Since 1 October 2021, Australian Financial Services (AFS) licensees and Australian credit licensees have been required to submit notifications about reportable situations (previously breach reports) to ASIC in writing through the online portal. Reportable situations run a whole gamut of events ranging from likely breaches to significant breaches.

For example, a likely breach occurs when professional indemnity insurance is required as a licence condition, but the licensee discovers that their policy has lapsed and was unable to secure another renewal policy in time. Some examples of significant breaches include any events where there was a material loss or damage to clients, or failure to act in the interests of clients.

While licensees are required to submit notifications under the reportable situations regime, ASIC is also required to report annually on the information lodged by these licensees to assist industry and customers identify where significant breaches are occurring. In its second report which covers the period between 1 July 2022 and 30 June 2023, ASIC noted that over 16,000 reports were made.

According to ASIC’s report, little improvement has been made in key areas of concern that were previously highlighted in the first report last year. It is concerned that the proportion of the licensee population reporting remains very low, with only 11% lodging a report since the commencement of the regime, indicating that some licensees may not be complying with the requirement.

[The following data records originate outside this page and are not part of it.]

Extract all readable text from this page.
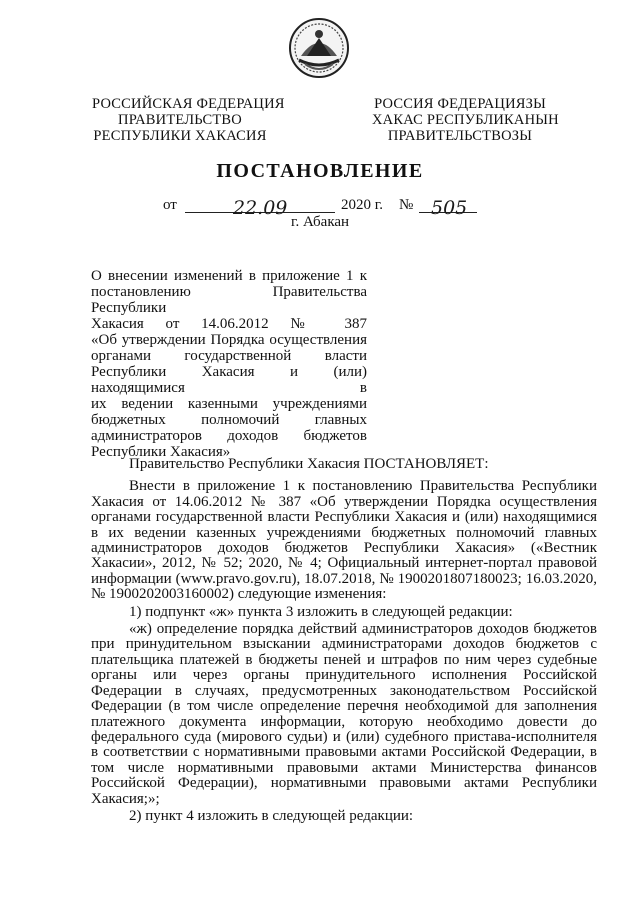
РОССИЙСКАЯ ФЕДЕРАЦИЯ
ПРАВИТЕЛЬСТВО
РЕСПУБЛИКИ ХАКАСИЯ
РОССИЯ ФЕДЕРАЦИЯЗЫ
ХАКАС РЕСПУБЛИКАНЫН
ПРАВИТЕЛЬСТВОЗЫ
ПОСТАНОВЛЕНИЕ
от	22.09	2020 г. № 505
г. Абакан
О внесении изменений в приложение 1 к
постановлению Правительства Республики
Хакасия от 14.06.2012 № 387
«Об утверждении Порядка осуществления
органами государственной власти
Республики Хакасия и (или) находящимися в
их ведении казенными учреждениями
бюджетных полномочий главных
администраторов доходов бюджетов
Республики Хакасия»

Правительство Республики Хакасия ПОСТАНОВЛЯЕТ:

Внести в приложение 1 к постановлению Правительства Республики Хакасия от 14.06.2012 № 387 «Об утверждении Порядка осуществления органами государственной власти Республики Хакасия и (или) находящимися в их ведении казенных учреждениями бюджетных полномочий главных администраторов доходов бюджетов Республики Хакасия» («Вестник Хакасии», 2012, № 52; 2020, № 4; Официальный интернет-портал правовой информации (www.pravo.gov.ru), 18.07.2018, № 1900201807180023; 16.03.2020, № 1900202003160002) следующие изменения:

1) подпункт «ж» пункта 3 изложить в следующей редакции:

«ж) определение порядка действий администраторов доходов бюджетов при принудительном взыскании администраторами доходов бюджетов с плательщика платежей в бюджеты пеней и штрафов по ним через судебные органы или через органы принудительного исполнения Российской Федерации в случаях, предусмотренных законодательством Российской Федерации (в том числе определение перечня необходимой для заполнения платежного документа информации, которую необходимо довести до федерального суда (мирового судьи) и (или) судебного пристава-исполнителя в соответствии с нормативными правовыми актами Российской Федерации, в том числе нормативными правовыми актами Министерства финансов Российской Федерации), нормативными правовыми актами Республики Хакасия;»;

2) пункт 4 изложить в следующей редакции:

To improve compliance, ASIC has commenced surveillance activity targeting licensees who may not be meeting their obligations. The focus will be on licensees who are not reporting or are reporting significantly less than expected given their nature, scale, complexity and with comparable organisations.

Another concern of ASIC is that licensees are still taking too long to identify and investigate some breaches. The reportable situations data indicate that in 17% of the reports received, licensees took more than a year to identify and commence an investigation into the issue after the first occurrence. ASIC notes that this is contrary to the intent of the regime and disadvantages customers in terms of remediation.

Further, in relation to customer remediation, which consisted of 8% of total reports, more than a year occurred between the breach and the finalisation of compensation. ASIC repeated its previous highly publicised stance that it will consider regulatory action where licensees fail to deliver fair and timely remediation to affected customers.

Lastly, ASIC’s report pointed out concerns that licensees may not be adequately identifying the underlying root causes for breaches. While the most common cited cause for breaches continued to be staff negligence or error at 66%, ASIC noted that the underlying reason for repeated staff negligence should be identified to enable licensees to put in place appropriate preventative measures.

According to ASIC Chair, Joseph Longo, since the commencement of the reportable situations regime, ASIC has been working with stakeholders to improve its operations, including providing guidance and modifications. Licensees have had two years which is ample time to take the necessary steps to ensure full compliance, and ASIC will now move to taking stronger regulatory action to drive improved compliance with the regime, including enforcement action where appropriate.